Drôle de pèlerinage (50- Le 13 mai 2004))

 

Ce n’est pas un box d’accusé, c’est une chapelle! Lundi, on nous avait déjà parlé des lectures de la bible de Michelle Martin et de sa volonté de se retirer dans une congrégation religieuse. Mardi, le directeur de la prison de Jamioulx nous avait raconté le séjour de Marc Dutroux en cet endroit… où l’accusé principal du procès d’Arlon avait convaincu l’aumônier Toussaint de le prendre pour sacristain. Mercredi, alors que des enquêteurs de la cellule de Neufchâteau nous relataient la vie de Michel Lelièvre, ils concluaient sur l’excellent souvenir qu’avait laissé ce kidnappeur de gosses alors qu’il fréquentait les «Rencontres européennes chrétiennes», qu’il participait à des groupes de discussion, à des séminaires de rencontre et… à des pèlerinages.

 

En ces lieux de prière, on aurait retenu de ce brave Michel qu’il aurait pu faire partie de «l’élite de la jeunesse»… Je n’invente rien! Bien sûr, c’était il y a longtemps. Bien avant que les faits qui sont jugés à Arlon aient été commis. D’ailleurs, tous les témoignages qui se trouvent dans l’enquête de moralité sont ceux de personnes qui ont connu Lelièvre avant qu’il n’entre dans le milieu criminogène qui l’a conduit à devenir le complice de Marc Dutroux et consorts. En d’autre termes, cette «vie officielle» de cet accusé se limite à l’évocation de son enfance, de sa scolarité, de sa vie sociale (sports et loisirs), de ses problèmes avec sa famille d’accueil –présentée sous un mauvais jour-, et de sa vie professionnelle…

 

Ses condamnations précédentes –déjà 6 à ce jour-? L’enquête de moralité les évoque à peine les durées de peines encourues. Comment Lelièvre a-t-il entamé ses relations avec des trafiquants et truands divers? Comment fonctionnait-il dans ce milieu criminel ? Quelle place y occupait-il? Pas un mot. Qui était Lelièvre le toxicomane ? Quel était son comportement pendant la période des enlèvements d’enfants ? Nada. L’enquête de moralité s’arrêtant à une époque où l’accusé n’était encore qu’un jeune gars, certes un peu turbulent, sans doute à la dérive. Mais pas encore un criminel.

 

Résultat des courses : les jurés ont entendu un portrait du complice de Dutroux ressemblant presque à une plaidoirie.

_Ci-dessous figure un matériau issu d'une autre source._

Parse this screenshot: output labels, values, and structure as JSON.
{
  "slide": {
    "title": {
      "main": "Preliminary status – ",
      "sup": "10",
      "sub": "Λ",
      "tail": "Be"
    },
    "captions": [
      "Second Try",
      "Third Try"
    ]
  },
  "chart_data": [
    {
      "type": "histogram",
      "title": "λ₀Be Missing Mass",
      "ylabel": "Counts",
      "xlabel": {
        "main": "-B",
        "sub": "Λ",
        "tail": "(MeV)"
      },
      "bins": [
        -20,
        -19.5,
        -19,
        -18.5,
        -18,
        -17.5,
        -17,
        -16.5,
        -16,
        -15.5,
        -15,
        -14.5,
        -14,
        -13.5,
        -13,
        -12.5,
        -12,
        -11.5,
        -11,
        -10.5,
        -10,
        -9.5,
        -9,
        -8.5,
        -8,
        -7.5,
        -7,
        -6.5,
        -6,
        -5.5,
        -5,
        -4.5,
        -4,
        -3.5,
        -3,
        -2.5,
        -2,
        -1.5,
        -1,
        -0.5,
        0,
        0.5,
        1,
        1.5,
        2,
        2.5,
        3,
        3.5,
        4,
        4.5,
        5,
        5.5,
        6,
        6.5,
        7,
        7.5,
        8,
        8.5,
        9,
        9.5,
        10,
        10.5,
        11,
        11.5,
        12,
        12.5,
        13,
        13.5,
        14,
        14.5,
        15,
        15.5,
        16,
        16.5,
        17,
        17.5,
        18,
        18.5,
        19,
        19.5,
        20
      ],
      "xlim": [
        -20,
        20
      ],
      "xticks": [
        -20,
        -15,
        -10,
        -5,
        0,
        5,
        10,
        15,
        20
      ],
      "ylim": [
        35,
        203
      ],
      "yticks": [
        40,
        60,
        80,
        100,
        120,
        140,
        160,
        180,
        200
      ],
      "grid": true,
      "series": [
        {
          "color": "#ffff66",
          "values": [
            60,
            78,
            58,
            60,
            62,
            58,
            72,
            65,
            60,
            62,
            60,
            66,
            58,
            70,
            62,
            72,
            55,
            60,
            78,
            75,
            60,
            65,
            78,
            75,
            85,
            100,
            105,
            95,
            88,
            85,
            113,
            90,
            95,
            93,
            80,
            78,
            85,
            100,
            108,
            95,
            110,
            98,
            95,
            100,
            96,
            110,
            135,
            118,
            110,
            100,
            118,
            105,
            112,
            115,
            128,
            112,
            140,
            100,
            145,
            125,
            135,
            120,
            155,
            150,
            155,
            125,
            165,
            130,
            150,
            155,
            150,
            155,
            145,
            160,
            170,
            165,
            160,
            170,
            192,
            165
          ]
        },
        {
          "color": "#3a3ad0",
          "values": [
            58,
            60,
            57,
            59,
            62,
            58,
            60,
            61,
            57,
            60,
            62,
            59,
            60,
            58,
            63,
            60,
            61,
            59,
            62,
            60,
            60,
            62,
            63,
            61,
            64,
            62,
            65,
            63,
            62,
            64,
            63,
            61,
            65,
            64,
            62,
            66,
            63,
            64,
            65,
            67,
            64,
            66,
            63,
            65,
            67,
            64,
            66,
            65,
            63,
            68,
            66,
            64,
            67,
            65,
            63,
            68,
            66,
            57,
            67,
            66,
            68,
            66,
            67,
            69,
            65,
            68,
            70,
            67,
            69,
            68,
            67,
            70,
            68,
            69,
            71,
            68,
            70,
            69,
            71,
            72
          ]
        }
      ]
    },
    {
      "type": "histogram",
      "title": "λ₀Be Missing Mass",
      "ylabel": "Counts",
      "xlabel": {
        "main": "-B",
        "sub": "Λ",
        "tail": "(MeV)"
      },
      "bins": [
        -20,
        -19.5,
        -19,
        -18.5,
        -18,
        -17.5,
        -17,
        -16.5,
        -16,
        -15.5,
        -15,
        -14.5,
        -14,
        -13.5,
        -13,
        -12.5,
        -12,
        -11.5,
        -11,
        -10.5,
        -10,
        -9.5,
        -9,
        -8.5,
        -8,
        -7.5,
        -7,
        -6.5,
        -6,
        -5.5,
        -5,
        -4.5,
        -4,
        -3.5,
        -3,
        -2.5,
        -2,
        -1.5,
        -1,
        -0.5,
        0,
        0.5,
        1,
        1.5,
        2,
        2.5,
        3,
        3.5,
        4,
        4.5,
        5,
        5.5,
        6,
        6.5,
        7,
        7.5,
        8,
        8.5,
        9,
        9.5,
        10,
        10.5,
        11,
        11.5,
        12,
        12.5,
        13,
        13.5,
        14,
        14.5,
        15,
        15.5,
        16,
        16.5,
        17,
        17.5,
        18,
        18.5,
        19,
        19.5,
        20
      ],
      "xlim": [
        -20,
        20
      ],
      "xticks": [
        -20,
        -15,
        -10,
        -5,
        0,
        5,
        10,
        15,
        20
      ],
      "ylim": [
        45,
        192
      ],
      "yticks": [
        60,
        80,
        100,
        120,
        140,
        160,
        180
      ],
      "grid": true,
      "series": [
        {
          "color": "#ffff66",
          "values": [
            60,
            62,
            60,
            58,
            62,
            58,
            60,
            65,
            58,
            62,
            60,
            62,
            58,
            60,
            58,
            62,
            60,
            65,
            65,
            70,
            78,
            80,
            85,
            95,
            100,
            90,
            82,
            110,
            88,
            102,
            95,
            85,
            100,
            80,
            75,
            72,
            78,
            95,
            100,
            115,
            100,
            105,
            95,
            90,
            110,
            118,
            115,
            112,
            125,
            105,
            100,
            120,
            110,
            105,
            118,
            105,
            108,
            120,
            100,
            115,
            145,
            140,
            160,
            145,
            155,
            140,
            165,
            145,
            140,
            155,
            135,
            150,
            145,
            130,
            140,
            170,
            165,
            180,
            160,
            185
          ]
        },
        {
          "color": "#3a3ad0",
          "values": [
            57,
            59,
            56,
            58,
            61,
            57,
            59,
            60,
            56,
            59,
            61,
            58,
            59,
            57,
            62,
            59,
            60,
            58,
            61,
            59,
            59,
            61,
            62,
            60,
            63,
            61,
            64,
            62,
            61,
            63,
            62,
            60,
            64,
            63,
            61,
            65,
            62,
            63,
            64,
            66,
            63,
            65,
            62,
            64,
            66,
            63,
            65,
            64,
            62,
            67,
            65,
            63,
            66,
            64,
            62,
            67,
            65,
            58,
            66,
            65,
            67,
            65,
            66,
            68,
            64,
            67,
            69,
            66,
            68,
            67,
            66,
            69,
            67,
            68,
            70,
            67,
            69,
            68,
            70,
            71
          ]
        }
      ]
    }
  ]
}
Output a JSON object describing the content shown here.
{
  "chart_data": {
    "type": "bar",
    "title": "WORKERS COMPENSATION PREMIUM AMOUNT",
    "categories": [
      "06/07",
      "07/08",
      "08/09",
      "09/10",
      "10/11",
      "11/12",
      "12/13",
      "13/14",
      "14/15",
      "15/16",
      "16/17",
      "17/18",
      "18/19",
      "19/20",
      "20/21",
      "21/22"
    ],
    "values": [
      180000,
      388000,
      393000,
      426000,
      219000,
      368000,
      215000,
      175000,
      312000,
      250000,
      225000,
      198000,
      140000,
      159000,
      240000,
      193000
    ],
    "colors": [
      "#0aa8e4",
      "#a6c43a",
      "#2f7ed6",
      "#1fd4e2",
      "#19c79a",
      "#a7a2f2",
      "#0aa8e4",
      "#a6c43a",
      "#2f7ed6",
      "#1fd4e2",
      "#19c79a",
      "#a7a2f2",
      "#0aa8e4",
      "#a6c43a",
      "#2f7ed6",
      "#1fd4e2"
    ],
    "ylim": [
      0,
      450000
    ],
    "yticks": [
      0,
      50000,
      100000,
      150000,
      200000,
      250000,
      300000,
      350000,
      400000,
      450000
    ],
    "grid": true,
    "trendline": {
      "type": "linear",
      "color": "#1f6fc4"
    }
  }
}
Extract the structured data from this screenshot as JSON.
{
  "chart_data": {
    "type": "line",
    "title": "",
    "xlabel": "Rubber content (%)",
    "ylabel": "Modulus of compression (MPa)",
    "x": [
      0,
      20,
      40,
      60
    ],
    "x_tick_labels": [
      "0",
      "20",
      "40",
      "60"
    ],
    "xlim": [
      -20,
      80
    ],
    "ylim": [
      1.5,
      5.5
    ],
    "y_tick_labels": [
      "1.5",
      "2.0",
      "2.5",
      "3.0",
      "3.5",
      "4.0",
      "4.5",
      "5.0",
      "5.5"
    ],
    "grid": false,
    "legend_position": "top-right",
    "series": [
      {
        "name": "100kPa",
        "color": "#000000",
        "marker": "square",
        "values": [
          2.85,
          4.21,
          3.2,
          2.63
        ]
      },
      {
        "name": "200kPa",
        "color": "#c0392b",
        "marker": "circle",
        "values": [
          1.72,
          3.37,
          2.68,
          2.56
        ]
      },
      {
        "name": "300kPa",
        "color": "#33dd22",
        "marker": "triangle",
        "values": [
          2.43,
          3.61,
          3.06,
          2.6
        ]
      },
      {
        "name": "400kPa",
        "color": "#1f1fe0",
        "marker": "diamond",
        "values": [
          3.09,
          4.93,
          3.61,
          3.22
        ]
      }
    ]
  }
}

A titre d’exemple, les enquêteurs ont utilisé à plus de vingt reprises le qualificatif de «sympathique»! Pour le reste, Lelièvre a, certes, été présenté comme quelque peu «immature et suiveur»… Mais des termes comme «jovial», «agréable», «poli» avait hier bien plus la cote! Comment en est-on arrivé-là ? Air connu récité par les enquêteurs : «Les relations de Lelièvre dans le cadre du volet toxicomanie ont été mis hors champ de l’enquête de moralité sur ordre du juge d’instruction Langlois». Ah bon ?

 

Même Me Rivière qui, jusqu’à présent, avait toujours été compréhensif par rapport aux ratés de l’instruction n’y retrouve plus son latin : «Cela me gêne d’entendre une enquête de moralité partielle et tronquée» s’est-il énervé. Il est vrai que les oreilles de Sabine ont du teinté lorsque les enquêteurs terminaient sur les considérations d’un… aumônier d’Arlon : «Lelièvre a un raisonnement positif. S’il est soutenu, il peut retrouver une place dans la société et réussir sa vie. Il a un bon fond». Va-t-on bientôt reprocher à Sabine de ne pas l’avoir remarqué ? Ce ne serait pas très chrétien !

 


06:18 Écrit par michelbouffioux | Lien permanent | Commentaires (0) |  Facebook |

Les commentaires sont fermés.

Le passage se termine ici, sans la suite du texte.